In a legislature narrowly controlled by Republicans, being a member of the GOP caucus undoubtedly helped lawmakers get their bills passed during the 2019 General Assembly session. Eleven of the 12 legislators with the highest percentage of bills passed were Republican, according to “batting average” statistics published by the Virginia Public Access Project.
Del. Kirk Cox, R-Colonial Heights, had the highest percentage — 100%. It helps to be Speaker of the House. But, then, he introduced only one bill that VPAP measured. Sen. Mark Obenshain, R-Harrisonburg, saw 20 of his bills passed for a 74% average. Sen. Monty Mason, D-Williamsburg, was the most effective Democratic legislator. He passed 17 of 21 bills for an 81% record.
Overall, Republicans saw 48% of their bills pass, compared to 32% for Democrats. The numbers are lopsided, to be sure, but they suggest at least a modicum of bipartisan cooperation.
Seniority also affected the ability of legislators to get their bills passed — but not by as wide a margin as one might think. Novice legislators (0-4 years seniority) passed 33% of their bills compared to lawmakers with 5-10 years experience (45%), 11-15 years (39%), and 16+ years (45%). Once legislators learn the ropes, it appears, their seniority apparently does not affect their statistics.

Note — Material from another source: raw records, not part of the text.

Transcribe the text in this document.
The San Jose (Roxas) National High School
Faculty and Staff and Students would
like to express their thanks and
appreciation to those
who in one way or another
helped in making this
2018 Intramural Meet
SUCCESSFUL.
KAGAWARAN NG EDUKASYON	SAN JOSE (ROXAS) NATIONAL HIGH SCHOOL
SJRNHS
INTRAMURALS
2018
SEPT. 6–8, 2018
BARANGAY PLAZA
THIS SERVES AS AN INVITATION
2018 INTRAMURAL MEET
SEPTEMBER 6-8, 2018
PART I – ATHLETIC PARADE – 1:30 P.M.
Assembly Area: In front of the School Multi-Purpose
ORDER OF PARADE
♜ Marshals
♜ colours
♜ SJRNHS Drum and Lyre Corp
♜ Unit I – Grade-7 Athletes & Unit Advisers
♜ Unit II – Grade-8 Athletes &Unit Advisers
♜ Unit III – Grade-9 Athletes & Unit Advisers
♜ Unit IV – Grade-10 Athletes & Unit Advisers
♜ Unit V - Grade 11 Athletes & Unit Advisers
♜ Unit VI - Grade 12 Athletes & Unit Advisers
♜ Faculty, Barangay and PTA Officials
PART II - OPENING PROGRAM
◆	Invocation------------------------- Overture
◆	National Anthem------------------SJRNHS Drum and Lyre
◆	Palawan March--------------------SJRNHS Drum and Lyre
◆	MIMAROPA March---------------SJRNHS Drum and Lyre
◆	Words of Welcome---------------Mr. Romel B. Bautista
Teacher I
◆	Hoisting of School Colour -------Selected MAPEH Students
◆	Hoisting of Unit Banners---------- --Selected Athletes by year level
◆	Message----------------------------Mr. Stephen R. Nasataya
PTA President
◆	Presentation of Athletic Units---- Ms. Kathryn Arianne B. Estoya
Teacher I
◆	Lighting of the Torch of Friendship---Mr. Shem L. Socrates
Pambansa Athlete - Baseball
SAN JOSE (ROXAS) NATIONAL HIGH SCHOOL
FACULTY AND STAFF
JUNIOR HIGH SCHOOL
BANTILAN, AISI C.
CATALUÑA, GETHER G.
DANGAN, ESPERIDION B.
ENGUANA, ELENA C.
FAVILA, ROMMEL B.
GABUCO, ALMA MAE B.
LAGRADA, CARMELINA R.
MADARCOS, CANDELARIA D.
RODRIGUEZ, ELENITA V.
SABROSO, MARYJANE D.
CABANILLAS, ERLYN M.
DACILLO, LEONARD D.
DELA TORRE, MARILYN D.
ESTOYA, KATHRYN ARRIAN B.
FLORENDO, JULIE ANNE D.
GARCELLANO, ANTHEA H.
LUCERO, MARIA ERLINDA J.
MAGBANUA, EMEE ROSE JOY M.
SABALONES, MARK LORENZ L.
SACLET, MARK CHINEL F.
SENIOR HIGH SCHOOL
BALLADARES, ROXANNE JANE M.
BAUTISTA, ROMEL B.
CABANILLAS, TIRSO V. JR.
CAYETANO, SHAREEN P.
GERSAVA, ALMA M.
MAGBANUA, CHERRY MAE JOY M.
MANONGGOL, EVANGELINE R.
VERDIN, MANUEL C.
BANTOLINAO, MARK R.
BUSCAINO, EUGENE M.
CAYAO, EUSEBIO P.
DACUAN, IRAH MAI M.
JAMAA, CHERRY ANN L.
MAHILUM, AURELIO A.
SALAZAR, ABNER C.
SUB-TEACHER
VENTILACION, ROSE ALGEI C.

Males enacted more legislation overall than females, but that disparity likely reflects the fact that females in the General Assembly are more likely to be Democrats and newcomers. One standout among novice female legislators, however, was Sen. Siobhan Dunnavant, R-Henrico, who saw 15 of 29 bills passed.

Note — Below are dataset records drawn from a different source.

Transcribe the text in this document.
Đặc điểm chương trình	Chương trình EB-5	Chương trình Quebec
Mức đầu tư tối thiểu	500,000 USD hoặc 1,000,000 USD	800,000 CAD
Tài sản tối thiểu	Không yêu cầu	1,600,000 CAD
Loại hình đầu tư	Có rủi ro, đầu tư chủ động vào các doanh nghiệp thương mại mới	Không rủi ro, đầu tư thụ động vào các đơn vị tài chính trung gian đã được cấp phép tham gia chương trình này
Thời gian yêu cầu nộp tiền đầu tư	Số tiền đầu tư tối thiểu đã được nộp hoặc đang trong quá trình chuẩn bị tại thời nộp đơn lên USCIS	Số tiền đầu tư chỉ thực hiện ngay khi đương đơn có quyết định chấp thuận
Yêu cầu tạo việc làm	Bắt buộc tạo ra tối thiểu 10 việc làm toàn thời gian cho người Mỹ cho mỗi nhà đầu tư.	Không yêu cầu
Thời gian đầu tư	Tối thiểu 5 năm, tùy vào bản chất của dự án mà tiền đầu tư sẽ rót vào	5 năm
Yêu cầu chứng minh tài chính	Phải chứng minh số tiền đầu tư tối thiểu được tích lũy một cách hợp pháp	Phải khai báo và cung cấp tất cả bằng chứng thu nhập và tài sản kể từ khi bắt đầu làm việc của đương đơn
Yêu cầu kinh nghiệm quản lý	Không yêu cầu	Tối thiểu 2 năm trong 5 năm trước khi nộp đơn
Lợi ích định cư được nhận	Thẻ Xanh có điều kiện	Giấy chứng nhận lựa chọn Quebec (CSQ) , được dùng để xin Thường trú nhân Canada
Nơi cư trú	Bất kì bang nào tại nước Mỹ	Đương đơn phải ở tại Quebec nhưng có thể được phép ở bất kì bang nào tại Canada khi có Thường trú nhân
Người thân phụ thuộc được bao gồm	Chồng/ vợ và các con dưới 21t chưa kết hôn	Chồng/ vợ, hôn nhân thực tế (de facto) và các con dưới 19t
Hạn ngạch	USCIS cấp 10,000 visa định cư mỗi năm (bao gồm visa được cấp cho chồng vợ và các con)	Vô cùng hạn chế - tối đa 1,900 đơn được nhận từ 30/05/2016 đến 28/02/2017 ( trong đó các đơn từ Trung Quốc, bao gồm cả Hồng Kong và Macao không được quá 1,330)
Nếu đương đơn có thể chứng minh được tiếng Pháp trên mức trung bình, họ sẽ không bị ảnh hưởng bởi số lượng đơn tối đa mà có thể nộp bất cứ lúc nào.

While useful, these stats have limitations. They do not distinguish between controversial, high-impact bills and uncontroversial, inconsequential bills. VPAP does not explain its methodology, but from eyeballing Speaker Cox’s legislative record, it appears that VPAP did strip out meaningless “celebrating the life of…” honorariums. Other than a a bill confirming appointments to the Virginia Retirement System, Cox introduced only one bill — the Innovative Internship Fund and Innovative Internship Pilot Program. However, he assigned other bills in his legislative package to other delegates, a practice that the VPAP stats cannot track.